CONVENTION CRASHING
Thursday, July 5, 2007 | 7:29 a.m.
John Kuryla, standing there in a convention booth with his glasses, gray hair, straight-ahead gaze, firm handshake and assured smile, looks like a pro, like he's been with the company for years. Probably a corporate vice president.
Don't be fooled.
Kuryla has been with the company for a couple of days and when the convention leaves town, he goes home to Anthem in southwest Henderson. He and his wife, Ruth, work together as temps at conventions, partly for pocket money, but mostly for fun. Kuryla's a 62-year-old retired financial planner from Newport Beach, Calif., and when he was helping others prepare for retirement, he never imagined he would spend his doing this.
"No matter how well you plan for retirement," Kuryla says, "you always have too much time on your hands."
He's not the only one, either. While most people know conventions hire temps, the temps that come to mind are actors and models passing out brochures, but there are more than a few retirees working as ringers.
Manpower Inc., the largest supplier of convention temps, estimates that at any given time 120 of its 2,000 to 3,000 readily available workers are officially retired. And while heavy lifting is usually out, Manpower's Nicole Milici says, they're very useful behind registration desks and working as greeters, room monitors and sometimes salespeople.

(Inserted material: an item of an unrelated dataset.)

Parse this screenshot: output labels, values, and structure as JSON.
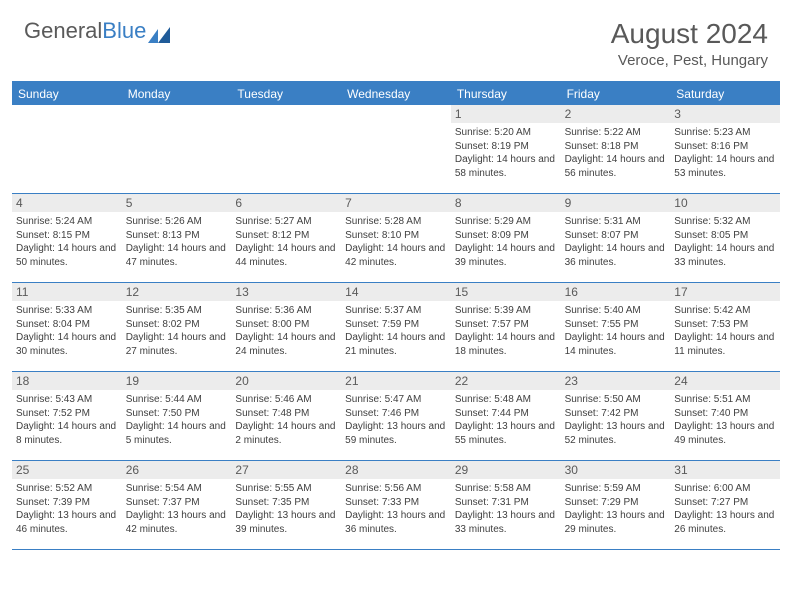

"It's life experience," Milici says. "They're better equipped to handle different circumstances than people who are just starting out."
Carolyn "Tootie" Hampton, a grandmother and retired Illinois bartender, has been working at conventions and staffing agencies for the past eight years and has seen a little bit of everything.
"Once I did spray-on nylons and had people come up all day long and touch my leg, men too," Hampton says. "And you could swear I had real nylons on."
Recently, Hampton and a partner, Judi DeLaney, started their own staffing agency, All-Star Staffing. Many of their staffers are retired, often retired professionals, such as doctors, lawyers and pilots.
Many, DeLaney says, haven't found their place in Las Vegas and are looking for something to do. And they have something more to offer than younger temps.
"They dress properly, they speak properly," DeLaney says, "and they provide good customer service, which is so often lacking in this town."
Kuryla and his wife, for instance, work for Manpower and All-Star Staffing, and he has a knack for sales, which can save a company much more than his wages when compared with the cost of sending out one of its own sales reps.
"As you can probably tell, I do have a bit of the gift of gab," Kuryla says. "Probably too much some times."
(Kuryla is not only a consummate, but a constant salesman. An interview conducted at the Anthem community center came complete with a tour and glowing praise of each amenity.)
Kuryla says he and his wife were sold on working conventions when, at one of their first ones, a bank convention where they worked as door monitors, they were invited in and given a fancy dinner and got to see Jay Leno do a private show. (He's much funnier in person, Kuryla says.)
In his retirement, Kuryla says , he's found he prefers working when he wants to and not because he has to. The important thing, he says, is to ask about food before the convention starts. If it's not provided, he and Ruth pack lunches. The convention concessions are not an option.
"There's certain pet peeves I have, and that's one of them," Kuryla says. "I'm not paying that kind of money for a hot dog."
Beyond that, it's a pretty good gig. More than that, Kuryla says that he and Ruth have found, especially because they don't have children and grandchildren to keep up with, that working at conventions is a way to meet people and is almost a kind of recreation.
"We don't golf, we don't play tennis and we already got our traveling out of the way," Kuryla says.
"This really does keep us young. It gives us the exercise we need and keeps us meeting new people."